Once everything’s good, you can now start the benchmarking test. But keep in mind that it may take several minutes to finish the test.
Expect images and videos to appear during the test. Watch how the device performs on gaming and rendering visuals. You’ll be able to tell if what you’ve picked is laggy just from watching.
Why Do You Need to Benchmark Your Phone?
As of writing, there’s no standard minimum for excellent performance on AnTuTu. The scores keep getting higher as new chipsets are launched every year.
But at the moment, the assumption is that getting a score between 300K and 500K means that the device is great for casual use and light gaming.
If you’re gaming or planning to do more demanding tasks, you’ll need a score of 600K as bare minimum. This is because the current score for top-tier performance is at least 1 million.
Now we have some numbers, benchmarking tools help in informed decisions, especially if you’re managing the cost of your next buy. With so many phones out there, AnTuTu and many similar tools may define if your chosen phone is value for your money.
Although AnTuTu is definitely insightful, you can’t rely on it completely.
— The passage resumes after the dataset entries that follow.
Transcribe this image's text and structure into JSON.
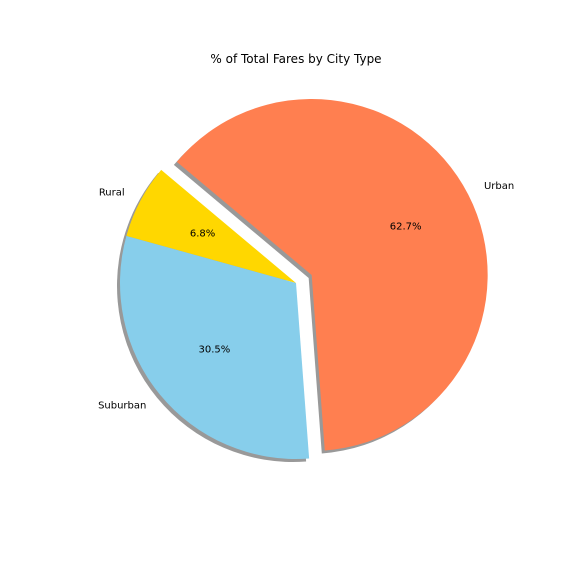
{
  "chart_data": {
    "type": "pie",
    "title": "% of Total Fares by City Type",
    "slices": [
      {
        "label": "Rural",
        "value": 6.8,
        "pct_label": "6.8%",
        "color": "#ffd700",
        "explode": false
      },
      {
        "label": "Suburban",
        "value": 30.5,
        "pct_label": "30.5%",
        "color": "#87ceeb",
        "explode": false
      },
      {
        "label": "Urban",
        "value": 62.7,
        "pct_label": "62.7%",
        "color": "#ff7f50",
        "explode": true
      }
    ],
    "start_angle_deg": 140,
    "shadow": true,
    "legend": "none"
  }
}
First, it doesn’t compare Android and iOS devices; only devices within the same platform.
Second, the scores are not directly translated as real-life performance. The numbers are clues on what you can expect.
And third, the benchmarking may be tweaked to get optimal scores. According to an administrator on Lenovo forums, battery level, CPU and battery temperatures, and background apps may affect the scores.
Some demo phones in stores have AnTuTu installed while others don’t. But it doesn’t mean you can’t demand to have it installed, especially if you’re buying that day.